(FIG. 0) Habitat rural implanté sur le rebord d’une terrasse alluviale. L’eau qui affleure au pied permet ici le développement d’une exploitation maraîchère. © Alexis Pernet.
(FIG.1) Vaïssac, au creux de la vallée de Longues Aygues, dans le secteur des collines de molasses. Crêtes boisées et agriculture de versant, parfois sur des pentes très accentuées. © Alexis Pernet.
(FIG. 2) Le barrage du Gouyre et sa station de pompage. © Alexis Pernet.

Grains. Irriguer  le  sol  fertile 

L’atelier « Grains. Irriguer le sol fertile » a été mené par Marion Albert, Julien Choppin, Alexis Pernet et Sarah Vanuxem dans le cadre du festival d’idées Architectures et Paysages « Le cours de l’eau. La cour et l’eau » qui eut lieu au centre d’art et de design La cuisine à Nègrepelisse, en juillet 2021. Ce texte est la retranscription de cet atelier, une lecture de paysage.

Les propos rapportés ici sont des hypothèses de lecture d’un paysage que les organisateurs de l’atelier ont découvert quelques jours plus tôt. Propos recueillis pendant l’atelier et retranscrits par Fanny Vallin, puis précisés et relus par Fanny Vallin et Alexis Pernet.

(FIG. 0) Habitat rural implanté sur le rebord d’une terrasse alluviale. L’eau qui affleure au pied permet ici le développement d’une exploitation maraîchère. © Alexis Pernet.

Arrêt 1 : l’Aveyron.
15h45

Depuis Nègrepelisse, une commune au nord-est de Montauban,
nos voitures se sont suivies à travers une large plaine fertile, où alternent cultures céréalières et fruitières. Ce n’est pas l’Aveyron des gorges que nous partons reconnaître, mais bien un système de plaine alluviale, richement irriguée et cultivée. Notre groupe s’est rassemblé au bord de la rivière, accessible par une cale en pente douce.
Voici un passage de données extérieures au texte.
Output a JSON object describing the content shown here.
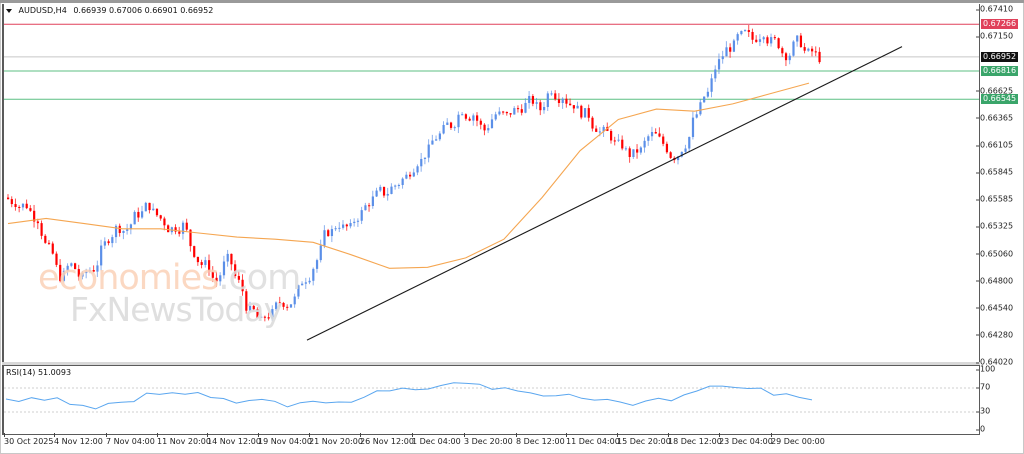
{
  "header": {
    "symbol_label": "AUDUSD,H4",
    "ohlc": "0.66939 0.67006 0.66901 0.66952",
    "collapse_icon": "triangle-down-icon"
  },
  "watermark": {
    "line1_main": "economies",
    "line1_suffix": ".com",
    "line2": "FxNewsToday"
  },
  "rsi_header": "RSI(14) 51.0093",
  "colors": {
    "bull": "#5b8fe8",
    "bear": "#ff0000",
    "ma": "#f5a651",
    "trendline": "#1a1a1a",
    "resistance": "#e0405a",
    "support": "#5cbf83",
    "current": "#c8c8c8",
    "rsi": "#5aa6ef"
  },
  "price_axis": {
    "ticks": [
      "0.67410",
      "0.67150",
      "0.66625",
      "0.66365",
      "0.66105",
      "0.65845",
      "0.65585",
      "0.65325",
      "0.65060",
      "0.64800",
      "0.64540",
      "0.64280",
      "0.64020"
    ],
    "labels": {
      "resistance": "0.67266",
      "current": "0.66952",
      "support1": "0.66816",
      "support2": "0.66545"
    }
  },
  "rsi_axis": {
    "ticks": [
      "100",
      "70",
      "30",
      "0"
    ]
  },
  "time_axis": {
    "ticks": [
      "30 Oct 2025",
      "4 Nov 12:00",
      "7 Nov 04:00",
      "11 Nov 20:00",
      "14 Nov 12:00",
      "19 Nov 04:00",
      "21 Nov 20:00",
      "26 Nov 12:00",
      "1 Dec 04:00",
      "3 Dec 20:00",
      "8 Dec 12:00",
      "11 Dec 04:00",
      "15 Dec 20:00",
      "18 Dec 12:00",
      "23 Dec 04:00",
      "29 Dec 00:00"
    ]
  },
  "chart_data": {
    "type": "candlestick",
    "title": "AUDUSD,H4",
    "ohlc_last": {
      "open": 0.66939,
      "high": 0.67006,
      "low": 0.66901,
      "close": 0.66952
    },
    "ylim": [
      0.6402,
      0.6746
    ],
    "horizontal_levels": [
      {
        "name": "resistance",
        "value": 0.67266,
        "color": "#e0405a"
      },
      {
        "name": "current",
        "value": 0.66952,
        "color": "#c8c8c8"
      },
      {
        "name": "support1",
        "value": 0.66816,
        "color": "#5cbf83"
      },
      {
        "name": "support2",
        "value": 0.66545,
        "color": "#5cbf83"
      }
    ],
    "trendline": {
      "from": {
        "x_label": "21 Nov 20:00",
        "price": 0.6423
      },
      "to": {
        "x_label": "after 29 Dec",
        "price": 0.6705
      }
    },
    "moving_average_approx": [
      0.6535,
      0.654,
      0.6535,
      0.653,
      0.653,
      0.6526,
      0.6522,
      0.652,
      0.6517,
      0.6505,
      0.6492,
      0.6493,
      0.6502,
      0.652,
      0.656,
      0.6605,
      0.6635,
      0.6645,
      0.6643,
      0.665,
      0.666,
      0.667
    ],
    "close_series_approx": [
      0.6556,
      0.6553,
      0.654,
      0.651,
      0.6485,
      0.6495,
      0.6482,
      0.6492,
      0.6515,
      0.653,
      0.653,
      0.6545,
      0.6553,
      0.654,
      0.653,
      0.6533,
      0.6508,
      0.6495,
      0.648,
      0.65,
      0.6478,
      0.645,
      0.644,
      0.6448,
      0.646,
      0.6462,
      0.6483,
      0.65,
      0.6528,
      0.6535,
      0.653,
      0.6545,
      0.6558,
      0.6565,
      0.6572,
      0.658,
      0.6595,
      0.6605,
      0.662,
      0.663,
      0.6645,
      0.664,
      0.6625,
      0.664,
      0.6638,
      0.6645,
      0.6652,
      0.6645,
      0.6665,
      0.6658,
      0.665,
      0.664,
      0.6628,
      0.6622,
      0.661,
      0.6602,
      0.6605,
      0.662,
      0.6612,
      0.66,
      0.6612,
      0.664,
      0.666,
      0.669,
      0.6705,
      0.6715,
      0.6712,
      0.672,
      0.671,
      0.6698,
      0.671,
      0.6698,
      0.6695
    ],
    "rsi": {
      "name": "RSI(14)",
      "value": 51.0093,
      "ylim": [
        0,
        100
      ],
      "levels": [
        70,
        30
      ],
      "values_approx": [
        50,
        47,
        52,
        49,
        52,
        44,
        40,
        37,
        45,
        46,
        48,
        60,
        59,
        63,
        61,
        64,
        55,
        52,
        44,
        48,
        50,
        47,
        40,
        44,
        48,
        44,
        47,
        46,
        56,
        64,
        66,
        69,
        67,
        70,
        73,
        77,
        78,
        75,
        68,
        70,
        66,
        62,
        58,
        57,
        60,
        53,
        48,
        50,
        45,
        43,
        47,
        51,
        50,
        60,
        67,
        72,
        75,
        71,
        70,
        68,
        57,
        62,
        55,
        51
      ]
    }
  }
}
Là, chacun s’est présenté, et Alexis Pernet a tracé au sol une coupe schématique, représentant l’itinéraire que nous allions suivre, un « transect » du bord de l’eau jusqu’aux collines, à la limite du bassin versant. 

« L’atelier que nous commençons ici, aux côtés de l’Aveyron, va nous permettre d’aller en différents points du territoire, où nous essayerons de comprendre les rapports entre l’eau, le système d’irrigation, et l’agriculture. Nous découvrons ce territoire depuis trois jours seulement, en déambulant de la rivière à la plaine alluviale, puis de la plaine aux collines voisines, faites de “ molasses ” (des terrains sédimentaires souvent faits de marnes et d’argiles agrégées). »

« L’Aveyron que nous voyons à cet endroit alimente en réalité un vaste réseau d’irrigation. En simplifiant le discours, nous pourrions dire que l’utilisation de l’eau est parfois difficile à réguler, dans une région où les cultures qui en dépendent sont nombreuses. L’eau utilisée par les agriculteurs est parfois directement pompée dans l’Aveyron. Contrairement à ce que nous pourrions croire, dans la mesure où existe une ASA, une Association Syndicale Autorisée, cette manière de puiser l’eau n’est pas complètement opportuniste. Les Associations Syndicales Autorisées sont des associations qui regroupent des propriétaires privés ou publics, et qui ont le statut d’établissements publics. Elles rassemblent des propriétaires pour partager et compter l’eau d’irrigation. Pour ces associations syndicales, ou pour un collectif d’irrigants, un volume d’eau est autorisé. Il y a donc obligation de répondre aux règles, et des compteurs mesurent le nombre de m3 que chacun prélève. Puis, ce volume autorisé est contrôlé par l’agence de l’eau concernée. [ndlr : les agences de l’eau sont des organismes chargés de la gestion de l’eau sur un territoire appelé « bassin hydrographique », c’est-à-dire une zone constituée d’un réseau de cours d’eau (rivières, fleuves, affluents, lacs, etc.) qui convergent vers la mer. Créées par la loi sur l’eau en 1964, elles rassemblent des interlocuteurs aux intérêts parfois divergents : agriculteurs, collectivités, industriels, associations de protection de la nature et de la biodiversité, etc. Elles sont au nombre de six sur le territoire français. L’agence de l’eau chargée de la gestion de l’Aveyron est celle du bassin hydrographique Adour-Garonne.] »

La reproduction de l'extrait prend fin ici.